Coinbase shares fell after the company acknowledged non-technical staff using AI are shipping production code, prompting customer backlash tied to a May 2025 data breach.

Coinbase shares fell after markets opened Tuesday following an internal disclosure that non-technical staff using AI are shipping production code. The stock slid about 5% to $196.21 as customers and traders reacted.

The note appeared in a company message tied to a layoff announcement in which CEO Brian Armstrong wrote that engineers have used AI to speed development and that “non-technical teams are now shipping production code.”

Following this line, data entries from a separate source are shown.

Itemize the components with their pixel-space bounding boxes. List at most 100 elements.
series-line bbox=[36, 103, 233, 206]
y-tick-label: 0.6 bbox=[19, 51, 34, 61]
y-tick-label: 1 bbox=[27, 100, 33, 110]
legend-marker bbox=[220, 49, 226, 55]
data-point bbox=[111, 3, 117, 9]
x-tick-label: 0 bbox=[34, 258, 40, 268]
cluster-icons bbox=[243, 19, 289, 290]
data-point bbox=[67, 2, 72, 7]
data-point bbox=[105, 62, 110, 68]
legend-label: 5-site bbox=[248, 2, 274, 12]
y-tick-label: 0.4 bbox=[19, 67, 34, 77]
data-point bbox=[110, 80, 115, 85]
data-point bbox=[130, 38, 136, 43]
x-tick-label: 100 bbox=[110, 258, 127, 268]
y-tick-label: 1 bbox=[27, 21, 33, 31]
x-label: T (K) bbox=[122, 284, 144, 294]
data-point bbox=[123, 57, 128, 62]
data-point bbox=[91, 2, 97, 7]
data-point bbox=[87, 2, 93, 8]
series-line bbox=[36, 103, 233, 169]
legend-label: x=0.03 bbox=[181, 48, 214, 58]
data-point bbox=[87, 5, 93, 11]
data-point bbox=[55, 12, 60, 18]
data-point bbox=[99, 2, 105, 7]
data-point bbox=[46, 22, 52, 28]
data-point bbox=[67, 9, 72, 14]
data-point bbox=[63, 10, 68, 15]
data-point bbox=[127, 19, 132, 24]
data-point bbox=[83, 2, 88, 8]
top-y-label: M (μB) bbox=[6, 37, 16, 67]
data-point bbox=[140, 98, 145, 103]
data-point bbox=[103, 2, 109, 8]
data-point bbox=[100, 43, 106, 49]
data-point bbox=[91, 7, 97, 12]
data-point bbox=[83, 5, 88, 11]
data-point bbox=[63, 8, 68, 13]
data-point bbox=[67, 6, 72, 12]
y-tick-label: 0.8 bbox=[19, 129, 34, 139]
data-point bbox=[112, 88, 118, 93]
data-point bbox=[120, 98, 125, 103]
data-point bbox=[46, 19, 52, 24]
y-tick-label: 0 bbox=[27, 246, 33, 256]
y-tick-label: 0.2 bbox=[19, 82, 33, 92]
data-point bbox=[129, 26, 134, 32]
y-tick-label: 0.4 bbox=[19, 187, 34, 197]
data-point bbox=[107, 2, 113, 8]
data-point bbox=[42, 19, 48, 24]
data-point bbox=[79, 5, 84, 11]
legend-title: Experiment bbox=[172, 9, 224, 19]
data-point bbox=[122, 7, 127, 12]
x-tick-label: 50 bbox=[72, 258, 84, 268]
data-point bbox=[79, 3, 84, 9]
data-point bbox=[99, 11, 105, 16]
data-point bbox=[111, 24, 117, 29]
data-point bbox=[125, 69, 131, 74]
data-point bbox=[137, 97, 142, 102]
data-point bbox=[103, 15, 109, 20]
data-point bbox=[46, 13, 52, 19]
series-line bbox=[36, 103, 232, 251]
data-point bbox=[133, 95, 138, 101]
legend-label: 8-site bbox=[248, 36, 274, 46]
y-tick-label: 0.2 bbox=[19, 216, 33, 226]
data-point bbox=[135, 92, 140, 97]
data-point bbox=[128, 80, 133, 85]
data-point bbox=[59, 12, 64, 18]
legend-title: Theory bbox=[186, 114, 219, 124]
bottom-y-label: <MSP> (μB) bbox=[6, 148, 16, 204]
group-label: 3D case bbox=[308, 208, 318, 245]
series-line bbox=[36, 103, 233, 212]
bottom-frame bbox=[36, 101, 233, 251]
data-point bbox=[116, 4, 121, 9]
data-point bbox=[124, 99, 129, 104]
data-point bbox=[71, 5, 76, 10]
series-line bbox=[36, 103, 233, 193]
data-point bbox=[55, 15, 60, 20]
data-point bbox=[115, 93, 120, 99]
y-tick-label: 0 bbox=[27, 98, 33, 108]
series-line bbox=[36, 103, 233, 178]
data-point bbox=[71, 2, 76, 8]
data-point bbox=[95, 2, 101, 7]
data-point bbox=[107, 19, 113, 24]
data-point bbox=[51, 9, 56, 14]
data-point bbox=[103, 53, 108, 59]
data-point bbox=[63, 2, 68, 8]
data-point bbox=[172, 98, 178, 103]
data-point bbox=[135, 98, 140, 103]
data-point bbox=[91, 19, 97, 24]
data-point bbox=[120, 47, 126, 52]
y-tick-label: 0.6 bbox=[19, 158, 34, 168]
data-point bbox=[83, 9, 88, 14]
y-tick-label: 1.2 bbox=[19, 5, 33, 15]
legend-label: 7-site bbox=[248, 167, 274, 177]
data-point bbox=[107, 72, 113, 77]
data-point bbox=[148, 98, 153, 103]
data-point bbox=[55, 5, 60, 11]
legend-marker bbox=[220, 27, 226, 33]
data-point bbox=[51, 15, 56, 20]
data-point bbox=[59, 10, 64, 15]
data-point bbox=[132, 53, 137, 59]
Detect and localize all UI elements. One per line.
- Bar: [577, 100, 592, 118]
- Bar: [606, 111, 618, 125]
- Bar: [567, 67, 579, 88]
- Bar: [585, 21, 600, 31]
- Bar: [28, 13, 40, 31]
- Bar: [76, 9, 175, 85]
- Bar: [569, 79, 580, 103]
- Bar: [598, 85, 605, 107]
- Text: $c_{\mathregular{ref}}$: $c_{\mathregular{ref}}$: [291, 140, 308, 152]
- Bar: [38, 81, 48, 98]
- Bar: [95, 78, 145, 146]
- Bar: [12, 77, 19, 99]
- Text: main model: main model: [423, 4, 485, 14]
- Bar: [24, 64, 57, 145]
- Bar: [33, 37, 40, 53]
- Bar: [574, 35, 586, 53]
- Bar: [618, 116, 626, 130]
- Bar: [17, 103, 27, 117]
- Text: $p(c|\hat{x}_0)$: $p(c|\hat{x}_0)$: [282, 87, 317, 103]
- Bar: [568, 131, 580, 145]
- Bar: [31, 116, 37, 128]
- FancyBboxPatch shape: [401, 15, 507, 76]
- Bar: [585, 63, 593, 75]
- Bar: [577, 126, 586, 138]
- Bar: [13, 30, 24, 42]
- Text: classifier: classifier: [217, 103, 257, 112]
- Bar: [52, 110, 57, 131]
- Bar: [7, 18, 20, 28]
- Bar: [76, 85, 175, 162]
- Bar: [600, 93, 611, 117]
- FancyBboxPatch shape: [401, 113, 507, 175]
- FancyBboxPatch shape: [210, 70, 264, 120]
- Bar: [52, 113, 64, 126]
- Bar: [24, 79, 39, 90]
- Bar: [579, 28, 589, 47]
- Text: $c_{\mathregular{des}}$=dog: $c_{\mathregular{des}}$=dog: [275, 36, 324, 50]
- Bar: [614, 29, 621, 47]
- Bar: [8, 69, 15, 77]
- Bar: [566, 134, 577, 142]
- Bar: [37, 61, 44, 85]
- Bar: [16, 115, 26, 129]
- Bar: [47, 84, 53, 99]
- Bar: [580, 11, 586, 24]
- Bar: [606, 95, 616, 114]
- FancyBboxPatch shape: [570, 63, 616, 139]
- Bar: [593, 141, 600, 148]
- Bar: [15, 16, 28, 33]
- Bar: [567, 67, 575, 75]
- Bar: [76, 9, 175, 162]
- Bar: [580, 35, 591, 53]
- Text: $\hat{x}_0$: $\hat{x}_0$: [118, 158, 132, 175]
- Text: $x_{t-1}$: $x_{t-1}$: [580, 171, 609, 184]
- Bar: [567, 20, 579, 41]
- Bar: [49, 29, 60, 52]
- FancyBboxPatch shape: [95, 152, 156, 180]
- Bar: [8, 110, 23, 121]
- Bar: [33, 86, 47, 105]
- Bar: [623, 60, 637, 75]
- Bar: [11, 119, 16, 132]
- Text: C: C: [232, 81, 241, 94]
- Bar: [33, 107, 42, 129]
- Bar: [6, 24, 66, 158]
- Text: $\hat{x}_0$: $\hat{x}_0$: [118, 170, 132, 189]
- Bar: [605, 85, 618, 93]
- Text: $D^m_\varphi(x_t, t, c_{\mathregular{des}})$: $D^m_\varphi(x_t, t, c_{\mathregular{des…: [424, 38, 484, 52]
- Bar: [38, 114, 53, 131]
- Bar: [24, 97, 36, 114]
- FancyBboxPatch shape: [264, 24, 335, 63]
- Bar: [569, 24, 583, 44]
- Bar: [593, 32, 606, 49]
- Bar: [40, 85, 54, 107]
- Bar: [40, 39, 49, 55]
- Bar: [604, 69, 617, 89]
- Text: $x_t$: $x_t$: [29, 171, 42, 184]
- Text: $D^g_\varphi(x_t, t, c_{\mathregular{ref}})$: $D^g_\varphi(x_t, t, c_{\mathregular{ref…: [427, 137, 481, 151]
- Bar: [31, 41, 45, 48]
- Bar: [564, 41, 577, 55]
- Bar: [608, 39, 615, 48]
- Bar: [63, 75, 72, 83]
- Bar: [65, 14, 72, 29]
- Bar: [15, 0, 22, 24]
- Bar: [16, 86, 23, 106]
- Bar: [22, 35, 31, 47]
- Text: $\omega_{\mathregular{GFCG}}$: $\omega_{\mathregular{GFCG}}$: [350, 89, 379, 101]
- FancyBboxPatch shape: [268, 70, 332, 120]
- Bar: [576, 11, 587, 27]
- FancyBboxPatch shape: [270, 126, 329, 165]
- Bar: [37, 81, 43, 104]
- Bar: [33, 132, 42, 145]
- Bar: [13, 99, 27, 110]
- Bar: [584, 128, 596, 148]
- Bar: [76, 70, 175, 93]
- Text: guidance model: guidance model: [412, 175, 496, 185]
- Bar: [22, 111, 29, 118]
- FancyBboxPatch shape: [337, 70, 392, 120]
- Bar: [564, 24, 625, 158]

Armstrong posted on X that the company does not allow untested code to go live and that all AI-generated code undergoes “rigorous human reviews.” He added, “No one is vibe coding directly to production. We’re increasing speed of shipping and innovation, while continuing to raise the bar on security.”

Users responded on social media by threatening to move funds off the platform and by raising security concerns that referenced a May 2025 data breach.

In May 2025, attackers bribed overseas customer support contractors to access internal tools. Data tied to 69,461 customers, fewer than 1% of monthly active users at the time, was taken. Exposed items included names, emails, phone numbers, home addresses, dates of birth, masked Social Security and bank numbers, government ID images, and account balances.

Coinbase reported that passwords, private keys and customer funds were not accessed. The company refused a $20 million ransom demand, offered a matching bounty for information leading to arrests and estimated remediation costs up to $400 million. The breach led to multiple class-action lawsuits.

Some affected customers say they continue to receive phishing attempts and harassment after their information was exposed. One user wrote, “Not your keys, not your coins. But the whole ‘non-technical teams are shipping production code’ is… kind of scary.” Another posted, “Non technical teams are now shipping production code genuinely terrifying lol, already had my data leaked enough before this.”

Coinbase noted that Prime accounts were untouched and that it will reimburse customers impacted by earlier incidents. The company described the change as a productivity effort, saying AI has allowed engineers to deliver work faster and automate workflows while keeping review controls in place.

The stock decline followed customer backlash and trading pressure. It remains unclear how many customers will move assets from the exchange after the disclosure.